Lawmaker: Toyota withheld evidence in suits
WASHINGTON (AP) — A House lawmaker said Friday that internal Toyota documents show the automaker deliberately withheld key vehicle design and testing evidence in lawsuits filed by Toyota drivers injured in crashes.
In a letter to Toyota’s top North American executive, House oversight committee chairman Edolphus Towns accused Toyota of shielding its testing data on potential problems with Toyota vehicles. Towns wrote that Toyota chose to enter hefty settlements with plaintiffs to avoid disclosing the database, which he said was referred to as the “Books of Knowledge.”
The Toyota documents “show a systematic disregard for the law and routine violation of court discovery orders in litigation,” Towns wrote in the letter to Yoshimi Inaba.
Toyota said in a statement that it is confident it acted appropriately in product liability lawsuits and it looks forward to addressing Towns’ concerns. The automaker said it is not uncommon for companies to object to demands for documents made in lawsuits.

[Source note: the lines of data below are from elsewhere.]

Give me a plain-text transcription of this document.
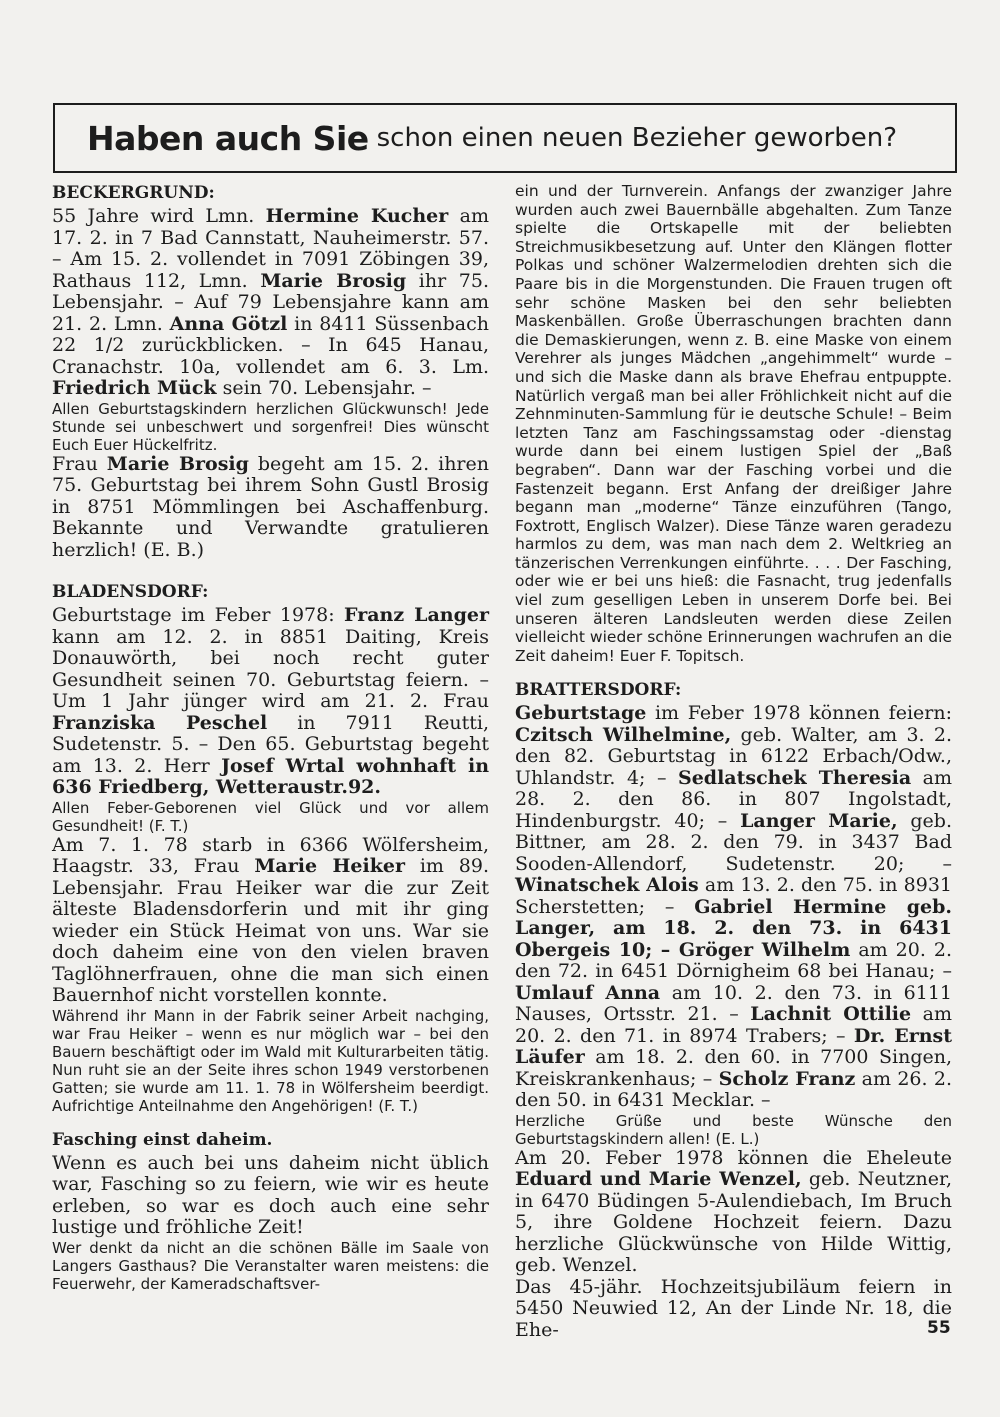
Haben auch Sie schon einen neuen Bezieher geworben?

BECKERGRUND:

55 Jahre wird Lmn. Hermine Kucher am 17. 2. in 7 Bad Cannstatt, Nauheimerstr. 57. – Am 15. 2. vollendet in 7091 Zöbingen 39, Rathaus 112, Lmn. Marie Brosig ihr 75. Lebensjahr. – Auf 79 Lebensjahre kann am 21. 2. Lmn. Anna Götzl in 8411 Süssenbach 22 1/2 zurückblicken. – In 645 Hanau, Cranachstr. 10a, vollendet am 6. 3. Lm. Friedrich Mück sein 70. Lebensjahr. –

Allen Geburtstagskindern herzlichen Glückwunsch! Jede Stunde sei unbeschwert und sorgenfrei! Dies wünscht Euch Euer Hückelfritz.

Frau Marie Brosig begeht am 15. 2. ihren 75. Geburtstag bei ihrem Sohn Gustl Brosig in 8751 Mömmlingen bei Aschaffenburg. Bekannte und Verwandte gratulieren herzlich! (E. B.)

BLADENSDORF:

Geburtstage im Feber 1978: Franz Langer kann am 12. 2. in 8851 Daiting, Kreis Donauwörth, bei noch recht guter Gesundheit seinen 70. Geburtstag feiern. – Um 1 Jahr jünger wird am 21. 2. Frau Franziska Peschel in 7911 Reutti, Sudetenstr. 5. – Den 65. Geburtstag begeht am 13. 2. Herr Josef Wrtal wohnhaft in 636 Friedberg, Wetteraustr.92.

Allen Feber-Geborenen viel Glück und vor allem Gesundheit! (F. T.)

Am 7. 1. 78 starb in 6366 Wölfersheim, Haagstr. 33, Frau Marie Heiker im 89. Lebensjahr. Frau Heiker war die zur Zeit älteste Bladensdorferin und mit ihr ging wieder ein Stück Heimat von uns. War sie doch daheim eine von den vielen braven Taglöhnerfrauen, ohne die man sich einen Bauernhof nicht vorstellen konnte.

Während ihr Mann in der Fabrik seiner Arbeit nachging, war Frau Heiker – wenn es nur möglich war – bei den Bauern beschäftigt oder im Wald mit Kulturarbeiten tätig. Nun ruht sie an der Seite ihres schon 1949 verstorbenen Gatten; sie wurde am 11. 1. 78 in Wölfersheim beerdigt. Aufrichtige Anteilnahme den Angehörigen! (F. T.)

Fasching einst daheim.

Wenn es auch bei uns daheim nicht üblich war, Fasching so zu feiern, wie wir es heute erleben, so war es doch auch eine sehr lustige und fröhliche Zeit!

Wer denkt da nicht an die schönen Bälle im Saale von Langers Gasthaus? Die Veranstalter waren meistens: die Feuerwehr, der Kameradschaftsver-

ein und der Turnverein. Anfangs der zwanziger Jahre wurden auch zwei Bauernbälle abgehalten. Zum Tanze spielte die Ortskapelle mit der beliebten Streichmusikbesetzung auf. Unter den Klängen flotter Polkas und schöner Walzermelodien drehten sich die Paare bis in die Morgenstunden. Die Frauen trugen oft sehr schöne Masken bei den sehr beliebten Maskenbällen. Große Überraschungen brachten dann die Demaskierungen, wenn z. B. eine Maske von einem Verehrer als junges Mädchen „angehimmelt“ wurde – und sich die Maske dann als brave Ehefrau entpuppte. Natürlich vergaß man bei aller Fröhlichkeit nicht auf die Zehnminuten-Sammlung für ie deutsche Schule! – Beim letzten Tanz am Faschingssamstag oder -dienstag wurde dann bei einem lustigen Spiel der „Baß begraben“. Dann war der Fasching vorbei und die Fastenzeit begann. Erst Anfang der dreißiger Jahre begann man „moderne“ Tänze einzuführen (Tango, Foxtrott, Englisch Walzer). Diese Tänze waren geradezu harmlos zu dem, was man nach dem 2. Weltkrieg an tänzerischen Verrenkungen einführte. . . . Der Fasching, oder wie er bei uns hieß: die Fasnacht, trug jedenfalls viel zum geselligen Leben in unserem Dorfe bei. Bei unseren älteren Landsleuten werden diese Zeilen vielleicht wieder schöne Erinnerungen wachrufen an die Zeit daheim! Euer F. Topitsch.

BRATTERSDORF:

Geburtstage im Feber 1978 können feiern: Czitsch Wilhelmine, geb. Walter, am 3. 2. den 82. Geburtstag in 6122 Erbach/Odw., Uhlandstr. 4; – Sedlatschek Theresia am 28. 2. den 86. in 807 Ingolstadt, Hindenburgstr. 40; – Langer Marie, geb. Bittner, am 28. 2. den 79. in 3437 Bad Sooden-Allendorf, Sudetenstr. 20; – Winatschek Alois am 13. 2. den 75. in 8931 Scherstetten; – Gabriel Hermine geb. Langer, am 18. 2. den 73. in 6431 Obergeis 10; – Gröger Wilhelm am 20. 2. den 72. in 6451 Dörnigheim 68 bei Hanau; – Umlauf Anna am 10. 2. den 73. in 6111 Nauses, Ortsstr. 21. – Lachnit Ottilie am 20. 2. den 71. in 8974 Trabers; – Dr. Ernst Läufer am 18. 2. den 60. in 7700 Singen, Kreiskrankenhaus; – Scholz Franz am 26. 2. den 50. in 6431 Mecklar. –

Herzliche Grüße und beste Wünsche den Geburtstagskindern allen! (E. L.)

Am 20. Feber 1978 können die Eheleute Eduard und Marie Wenzel, geb. Neutzner, in 6470 Büdingen 5-Aulendiebach, Im Bruch 5, ihre Goldene Hochzeit feiern. Dazu herzliche Glückwünsche von Hilde Wittig, geb. Wenzel.

Das 45-jähr. Hochzeitsjubiläum feiern in 5450 Neuwied 12, An der Linde Nr. 18, die Ehe-	55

Inaba and Toyota president Akio Toyoda appeared before the committee Wednesday, the second of two House hearings this week on Toyota’s recall of 8.5 million vehicles over safety concerns. Toyota turned over thousands of internal documents before the hearings. A third hearing is scheduled for next week in the Senate Committee on Commerce, Science and Transportation.
Also Friday, Toyota officially said it will extend nationwide some recall-related services that it was offering to customers only in New York, including quick scheduling of repairs, driving a customer to work, and providing alternate transportation (loaner or rental car).
The services will be offered to all Toyota and Lexus owners in the U.S. whose vehicles are covered by sticky pedal, floor mat, antilock brake or drive shaft-related recalls.